Modification of histidine 5 in sarcoplasmic reticulum Ca2+-ATPase by diethyl pyrocarbonate causes strong inhibition of formation of the phosphoenzyme intermediate from inorganic phosphate.

Sarcoplasmic reticulum vesicles were modified with diethyl pyrocarbonate (DEPC), a histidine-modifying reagent. Phosphoenzyme formation from Pi in the Ca2+-ATPase (reversal of hydrolysis of the phosphoenzyme intermediate) was almost completely inhibited by this modification. Tight binding of F- and Mg2+ and high affinity binding of vanadate in the presence of Mg2+, both of which produce transition state analogs for phosphoenzyme formation from the magnesium-enzyme-phosphate complex, were also inhibited.

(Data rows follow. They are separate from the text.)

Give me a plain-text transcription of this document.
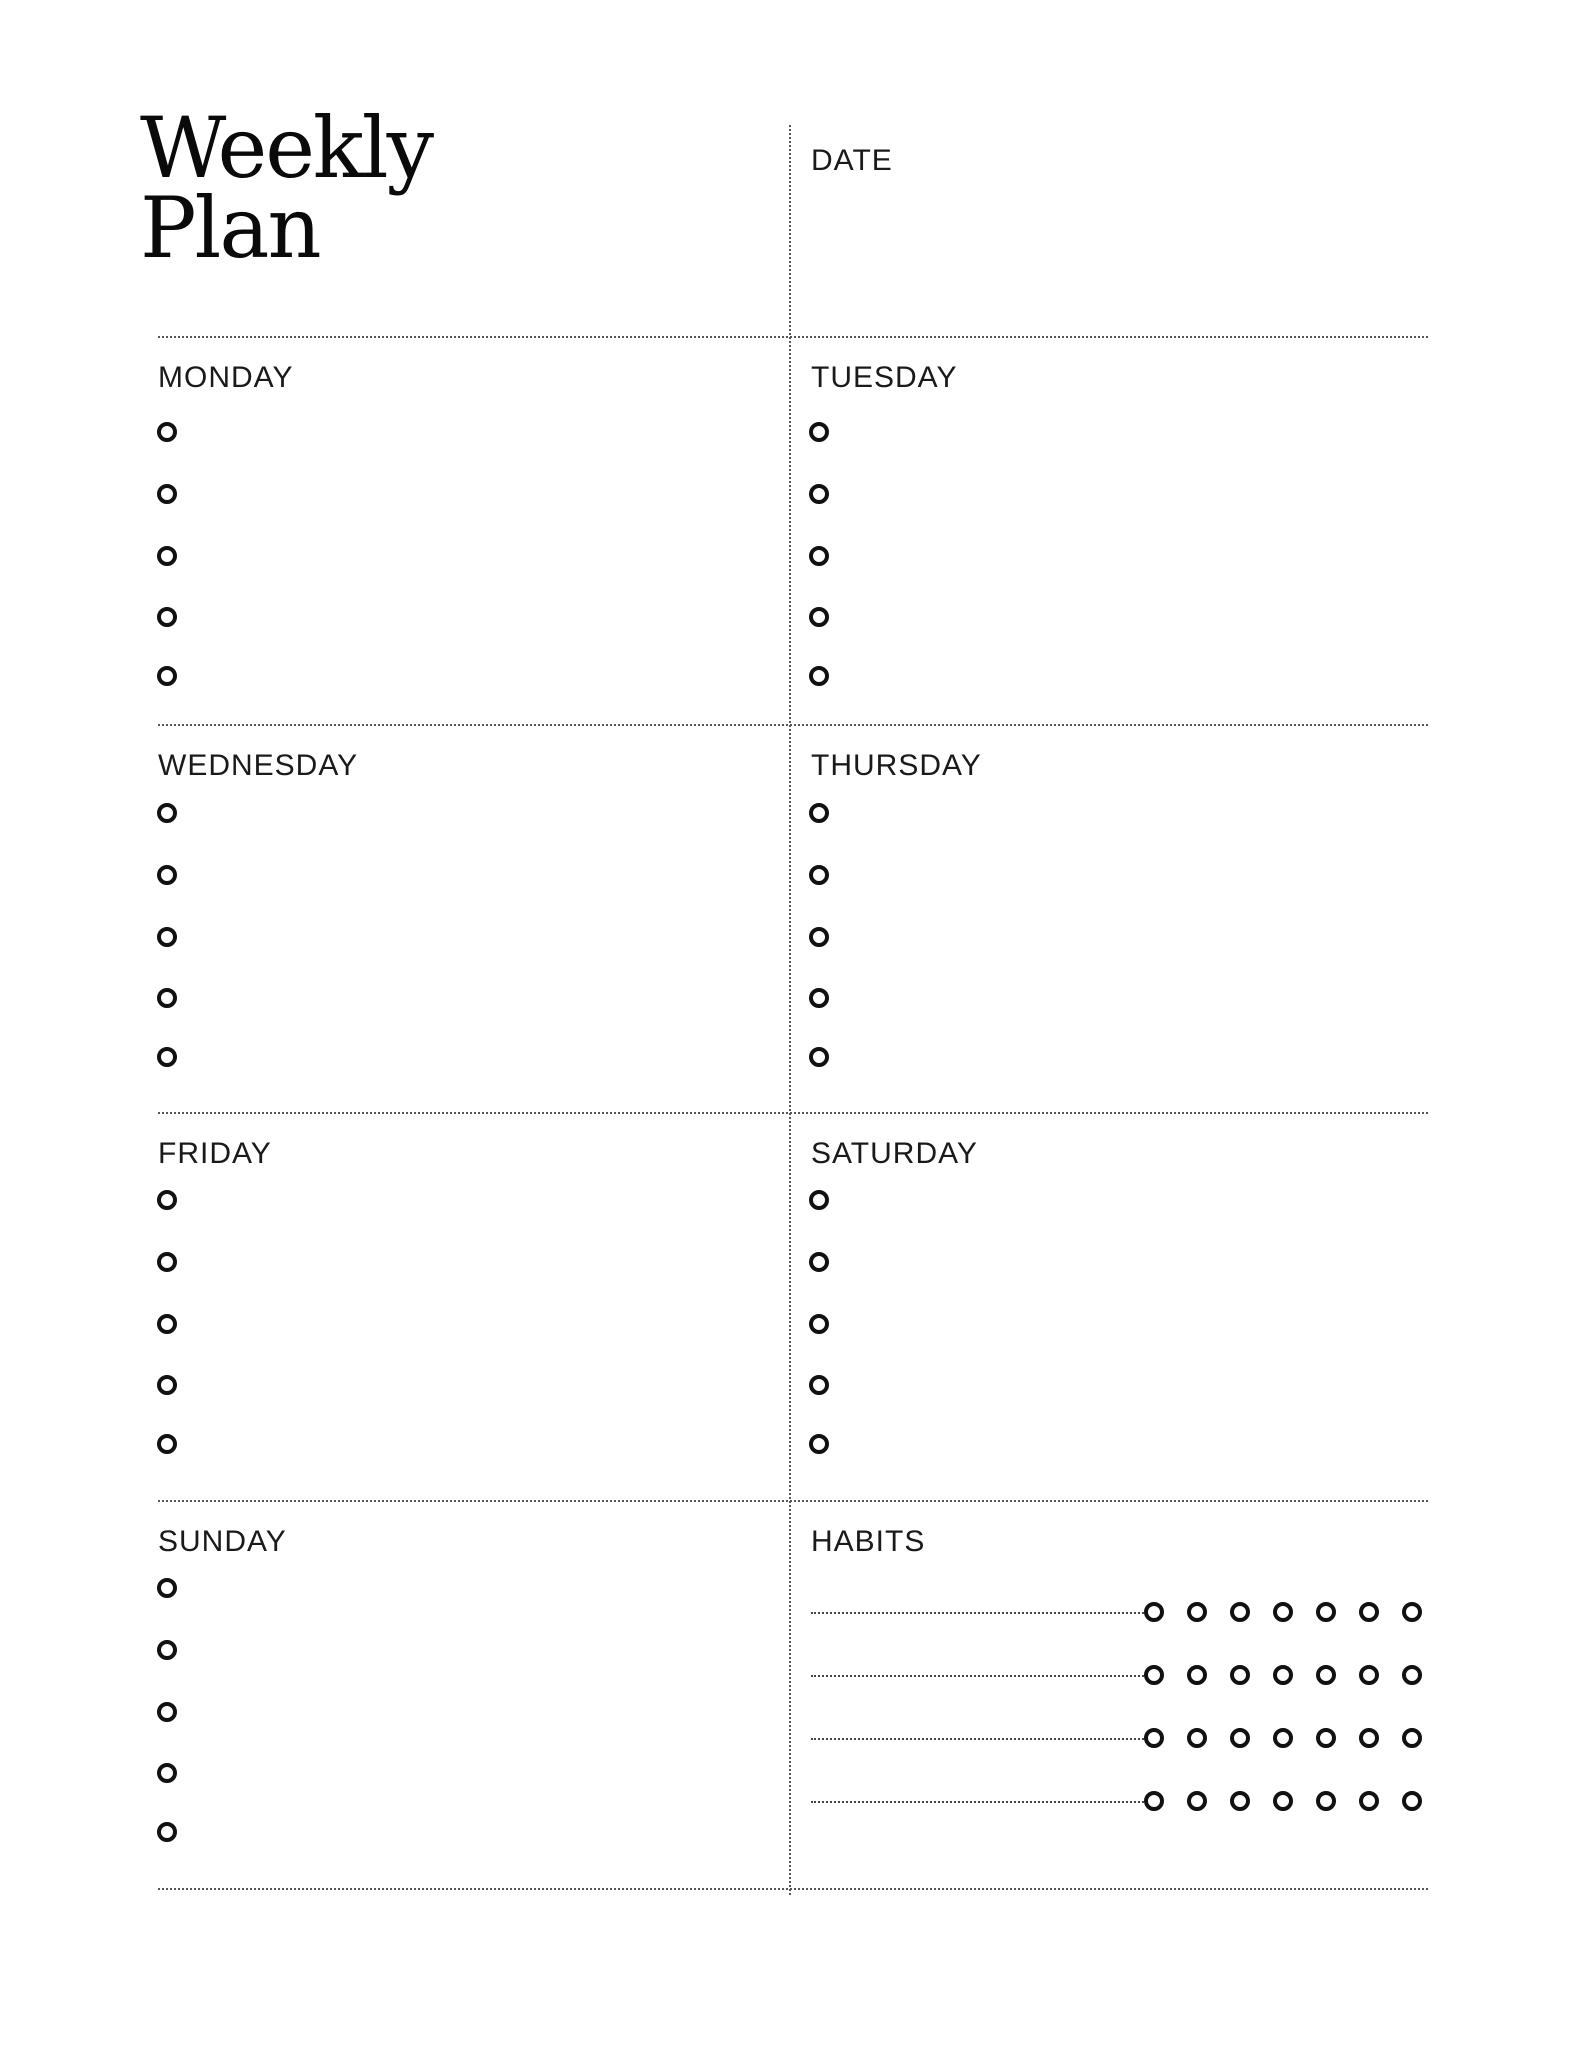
Weekly
Plan
DATE
MONDAY	TUESDAY
WEDNESDAY	THURSDAY
FRIDAY	SATURDAY
SUNDAY	HABITS
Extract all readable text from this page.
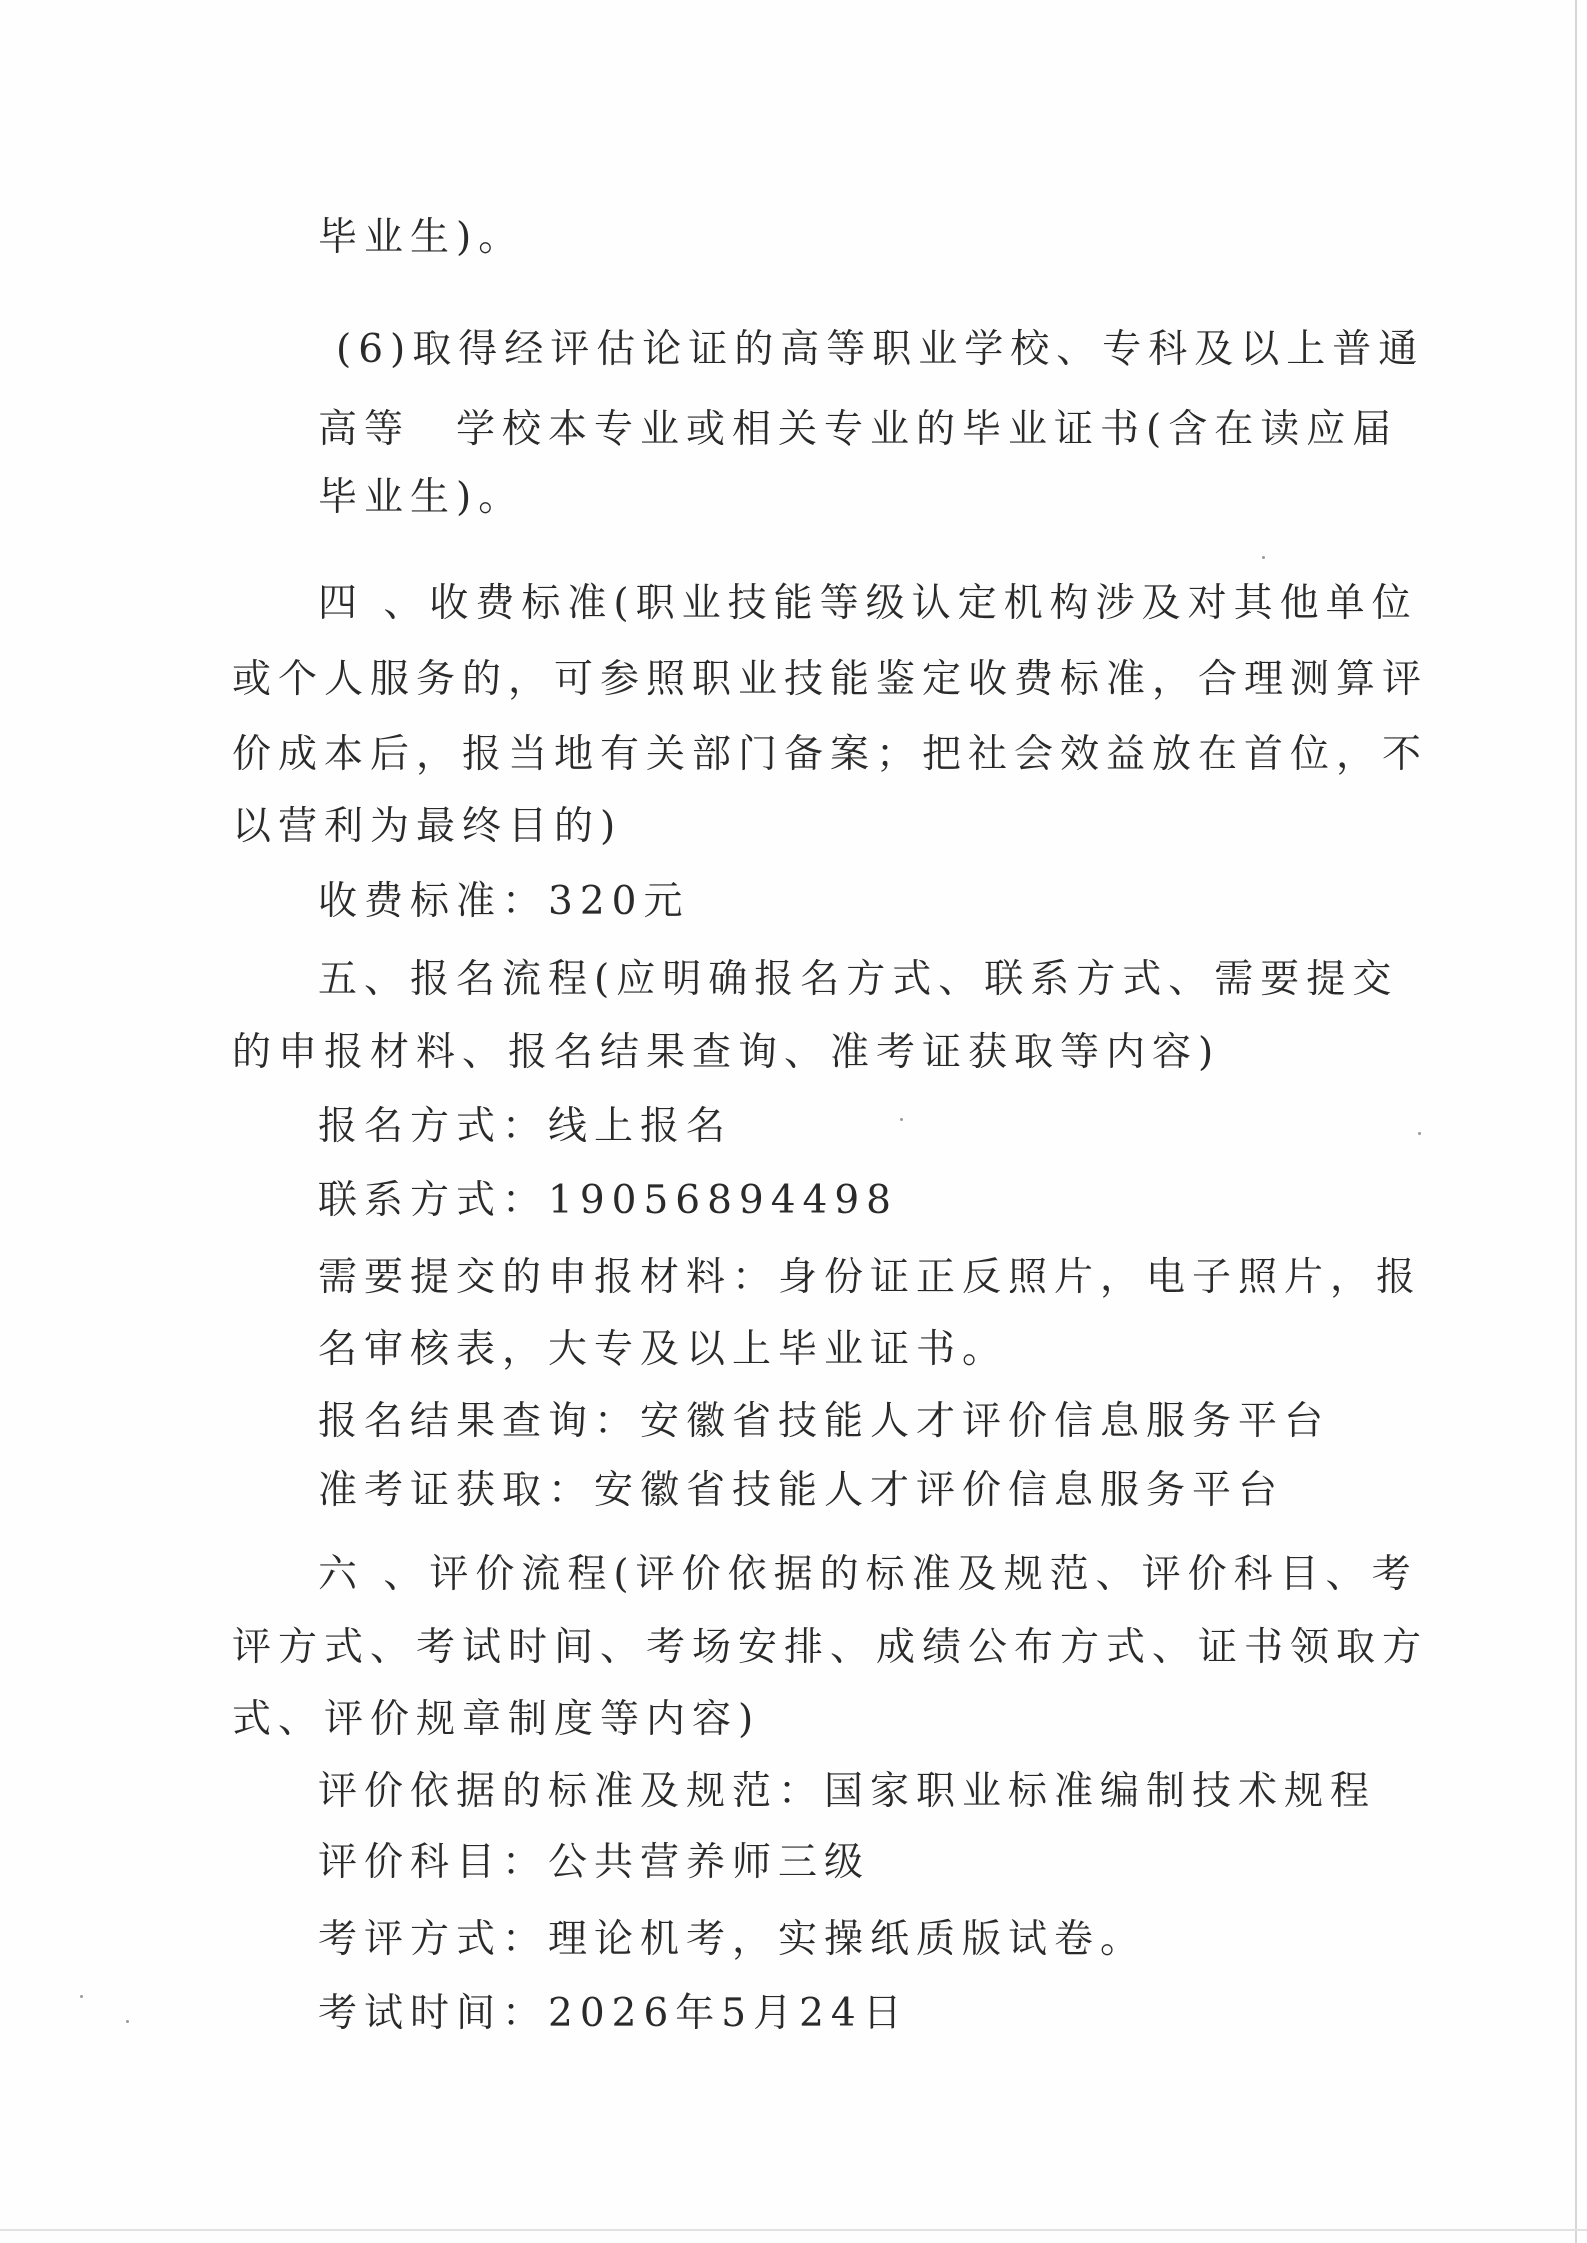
毕业生)。
(6)取得经评估论证的高等职业学校、专科及以上普通
高等　学校本专业或相关专业的毕业证书(含在读应届
毕业生)。
四 、收费标准(职业技能等级认定机构涉及对其他单位
或个人服务的，可参照职业技能鉴定收费标准，合理测算评
价成本后，报当地有关部门备案；把社会效益放在首位，不
以营利为最终目的)
收费标准：320元
五、报名流程(应明确报名方式、联系方式、需要提交
的申报材料、报名结果查询、准考证获取等内容)
报名方式：线上报名
联系方式：19056894498
需要提交的申报材料：身份证正反照片，电子照片，报
名审核表，大专及以上毕业证书。
报名结果查询：安徽省技能人才评价信息服务平台
准考证获取：安徽省技能人才评价信息服务平台
六 、评价流程(评价依据的标准及规范、评价科目、考
评方式、考试时间、考场安排、成绩公布方式、证书领取方
式、评价规章制度等内容)
评价依据的标准及规范：国家职业标准编制技术规程
评价科目：公共营养师三级
考评方式：理论机考，实操纸质版试卷。
考试时间：2026年5月24日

Formation of the phosphoenzyme from acetyl phosphate in the forward reaction was only weakly inhibited, but hydrolysis of the phosphoenzyme was strongly inhibited. The enzyme was protected by tight binding of F- and Mg2+ or by high affinity binding of vanadate in the presence of Mg2+ against the DEPC-induced inhibition of phosphoenzyme formation from Pi. The enzyme was also protected by tight binding of F- and Mg2+ against the DEPC-induced inhibition of phosphoenzyme hydrolysis. Peptide mapping of the tryptic digests, detection of peptides containing DEPC-modified histidine by UV absorption at 240 nm, amino acid analysis, sequencing, and mass spectrometry showed that His-5 was a single major residue protected by the above transition state analogs against the modification with DEPC. These results indicate that modification of His-5 with DEPC is responsible for the DEPC-induced inhibition of phosphoenzyme formation from Pi and of phosphoenzyme hydrolysis and suggest that His-5 is located in or very close to the catalytic site in the transition state for phosphoenzyme formation from the magnesium-enzyme-phosphate complex and is likely involved in the catalytic process of this reaction step.